There may be no other text more debated or controversial than Aradia, or Gospel of the Witches by Charles Leland, purported to be given to him by an Italian Witch named Maddalena. However, there may be no other text that has been as influential on modern witchcraft and particularly Wicca than Aradia, or Gospel of the Witches. While many initially had dismissed it as completely fabricated, modern researchers and scholars have found evidence that it may not be nearly as fabricated as once thought. I was asked this morning which books I recommend to for learning more about Aradia. I thought about it and it boils down to four specific books for me that I think will really help someone dive into learning more about Aradia from different points of views on both a historical and a practitioner level.
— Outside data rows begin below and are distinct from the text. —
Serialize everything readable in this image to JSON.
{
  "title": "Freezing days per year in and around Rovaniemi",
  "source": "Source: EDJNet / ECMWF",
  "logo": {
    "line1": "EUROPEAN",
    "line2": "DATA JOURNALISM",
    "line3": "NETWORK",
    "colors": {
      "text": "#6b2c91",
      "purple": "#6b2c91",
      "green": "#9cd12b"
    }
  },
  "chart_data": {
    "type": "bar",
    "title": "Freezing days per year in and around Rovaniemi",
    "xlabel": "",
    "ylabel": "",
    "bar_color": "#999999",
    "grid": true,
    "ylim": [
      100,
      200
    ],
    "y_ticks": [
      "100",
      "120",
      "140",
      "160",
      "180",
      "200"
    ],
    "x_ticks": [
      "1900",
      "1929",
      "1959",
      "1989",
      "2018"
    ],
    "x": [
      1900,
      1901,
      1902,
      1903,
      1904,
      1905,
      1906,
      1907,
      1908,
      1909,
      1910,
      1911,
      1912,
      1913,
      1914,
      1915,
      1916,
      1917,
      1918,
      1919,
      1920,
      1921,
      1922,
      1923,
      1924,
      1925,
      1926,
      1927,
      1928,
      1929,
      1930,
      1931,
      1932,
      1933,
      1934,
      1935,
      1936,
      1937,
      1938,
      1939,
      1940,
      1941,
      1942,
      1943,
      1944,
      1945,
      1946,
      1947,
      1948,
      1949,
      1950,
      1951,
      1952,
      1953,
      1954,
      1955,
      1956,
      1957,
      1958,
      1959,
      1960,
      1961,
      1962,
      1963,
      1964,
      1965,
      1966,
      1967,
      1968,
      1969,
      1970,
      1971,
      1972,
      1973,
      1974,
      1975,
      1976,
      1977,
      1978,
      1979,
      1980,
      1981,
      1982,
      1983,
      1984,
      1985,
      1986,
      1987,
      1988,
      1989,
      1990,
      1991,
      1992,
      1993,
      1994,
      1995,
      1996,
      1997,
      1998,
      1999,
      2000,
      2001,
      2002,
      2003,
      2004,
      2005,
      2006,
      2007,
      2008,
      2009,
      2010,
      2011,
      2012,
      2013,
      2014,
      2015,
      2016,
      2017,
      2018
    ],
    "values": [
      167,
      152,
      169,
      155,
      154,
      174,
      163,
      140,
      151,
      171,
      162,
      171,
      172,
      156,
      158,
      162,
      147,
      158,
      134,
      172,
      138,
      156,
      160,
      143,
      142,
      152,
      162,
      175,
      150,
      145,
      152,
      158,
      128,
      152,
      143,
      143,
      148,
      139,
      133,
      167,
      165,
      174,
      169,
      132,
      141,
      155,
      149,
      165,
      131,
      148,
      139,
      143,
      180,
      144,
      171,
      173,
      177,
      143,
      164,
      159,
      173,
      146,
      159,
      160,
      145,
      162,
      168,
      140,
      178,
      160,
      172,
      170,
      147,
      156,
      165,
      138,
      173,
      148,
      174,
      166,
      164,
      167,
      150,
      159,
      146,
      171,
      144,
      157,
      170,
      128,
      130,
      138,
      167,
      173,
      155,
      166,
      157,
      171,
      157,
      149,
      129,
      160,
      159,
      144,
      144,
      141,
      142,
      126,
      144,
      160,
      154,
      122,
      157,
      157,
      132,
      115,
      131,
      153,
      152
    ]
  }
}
While the text of Aradia in this book is the standard translation by Charles Leland, what’s great about this copy of Aradia is the introduction that is provided by Prof. Robert Mathiesen which summarizes the history of the text and its influence on Wicca and modern day witchcraft. What makes this copy of Aradia particularly special is the end of the book, which is full of essays from various witches present and past. It contains the following submissions: “Aradia” by Lori Bruno, “The Importance of Aradia…” by Patricia Della-Piana, “Dark Gifts” by Jimahl di Fiosa, “Aradia: Influences on Modern Witchcraft and Wicca” by Raven Grimassi, “Aradia and the Wiccans” by Michael Howard, “In Search of Aradia” by Paul Huson, “Aradia or The Wisdom of a Fortune-Teller” by Judika Illes, “Aradia… Right On!” by Dr. Leo Louis Martello, “The Heart of the Craft” by Christina Oakley Harrington, “Our Own Gospel” by Christopher Penczak, “Aradia” by Andrew Theitic, “Aradia: A Historical Perspective” by Donald Weiser and “Aradia in Wicca” by Myth Woodling. This version of the book also contains nice little illustration elements which are very much in alignment with the feel of the Witches’ Almanac.
Coming in at 475 pages, this is a definite must-have for anyone interested in Aradia. The book contains a forward by Stewart Farrar and contains the original translation of the text along with a new transation of the text by Mario Passaglini, Ph. D. and Dina Passaglini. Dr. Passaglini, whose family comes from the area of Italy that the Aradia text originated from, gives a line-by-line translation to show where Leland made errors in his original translation, and he also shares his own research notes regarding the new translation. The first part of the book contains chapters which include “Charles G. Leland and the Witches of Italy: The Origin of Aradia” by Prof. Robert Mathiesen, “The Significance of Aradia” by Chas S. Clifton, “Leland and the Magical World of Aradia” by Mario Passaglini. The second part of the book contains the Pazzaglinis’ introduction, research notes, the original translation, the new translation, and a line-by-line retranslation. The third part of the book are more commentary chapters which include “Magical Principles and Practices” by Mario Pazzaglini, “The Firelfy Verses” by Mario Pazzaglini, “Enigmas of Aradia” by Robert E. Chartowich, “La Bella Strega” by Chas S. Clifton and a scan of a letter from Maddalena to Charles Leland.
The Book of the Holy Strega is the research of Italian Hereditary Witch, Raven Grimassi. The book explores the lore he was passed on, his discovery of Aradia or Gospel of the Witches and all the research he’s uncovered about both. The book provides a re-write of the Aradia texts putting the book in a chronological order that makes the Aradia mythos make more sense and also provides a rewrite combining what he was passed on and what his research uncovered to try to give a more comprehensive view of what he believes the Aradia teachings are about. The book contains chapters including “Witchcraft: The Christian Makeover”, “Aradia: The Cultural Background”, “The Walnut Tree & Diana’s Witches”, “The Society of Diana”, “The New Witches’ Gospel”, “Legend of the Holy Strega”, “The Teachings of Aradia”, “Witches Without a Gospel”, and contains appendices on Leland, Maddalena, Martello, and the Book of Ways.
Probably the most approachable book on this list for a practitioner, this was the first book by Devin Hunter and is the first published book for the Sacred Fires Tradition of Witchcraft. In this book there’s a whole section on the main deity that Devin, The Sacred Fires Tradition, and Black Rose Witchcraft works with, which are the deities in the Gospel of Aradia: The Star Goddess, Diana, Dianus (or Lucifer), and Aradia. This section gives a fantastic modern view of these deities as well as invocations, rituals, ways to tune into the frequencies of these deities and connect with them on a personal level, and ways to maintain a relationship with them. The book itself is focused on the main message of Aradia, which is that of personal empowerment through witchcraft.